In WebMD and the Tragedy of Legible Expertise, Scott Alexander ends by saying that we should be grateful for the experts we have, but that prediction markets would still be better.
Is he right? If so, how much better would prediction markets be? Let's do some counterfactual history. Conditional on large, liquid, free prediction markets being made suddenly available to the public in Nov 2019 (or April 2020, or any other date), what would have been the most likely pandemic outcomes? I'm interested in both vague and specific answers. Even better if you can estimate a quantity of money or life-years saved.
As Zian says: large/liquid/free prediction markets aren't sufficient, they also need to be trusted by enough people, or by powerful enough people. IMO there will be at least a 7 year lag between prediction markets working well, and them being broadly accepted outside of narrow wonk/nerd circles.
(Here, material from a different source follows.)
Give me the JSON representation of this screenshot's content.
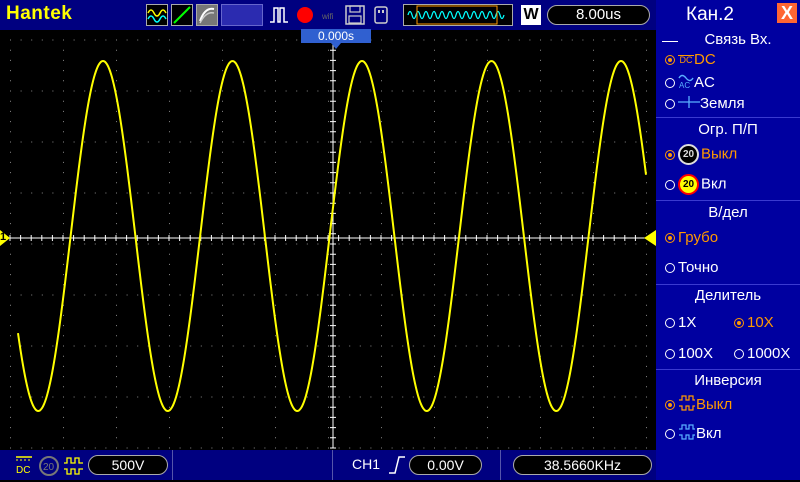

In the existing world, covid was already front-page news in Jan/Feb 2020, with speculation about it spreading beyond China*. Few people in the West did anything. The limiting factor wasn't warnings being issued, it was people being able to grok that something Really Bad was coming, and prepare rather than burying heads in the sand.
Suppose the headlines said "prediction markets expect covid to reach us" rather than "experts expect covid to reach us". Who would have behaved differently? The kind of people and institutions which tend to react to signals from stock markets and opinion polls -- the competent minority.
Plus, even a good prediction market would not have immediately reached certainty that covid would become a pandemic. I imagine the alarm and confidence gradually increasing over early 2020
Overall, we might have shifted the reactions forward by a couple of weeks. In a really good scenario that might have led to enough pressure to make governments do something (e.g. widespread testing before it was too late). But...even that might have been enough to stop the pandemic in the spring.
(*) incidentally, I'm struggling to check my memory on that. Tips for how to not just confirm there was reporting on covid, but get a sense of how prominent it was?
The stock market is essentially a prediction market so a seperate prediction market on the question whether COVID-19 reaches us wouldn't necessarily produced more information.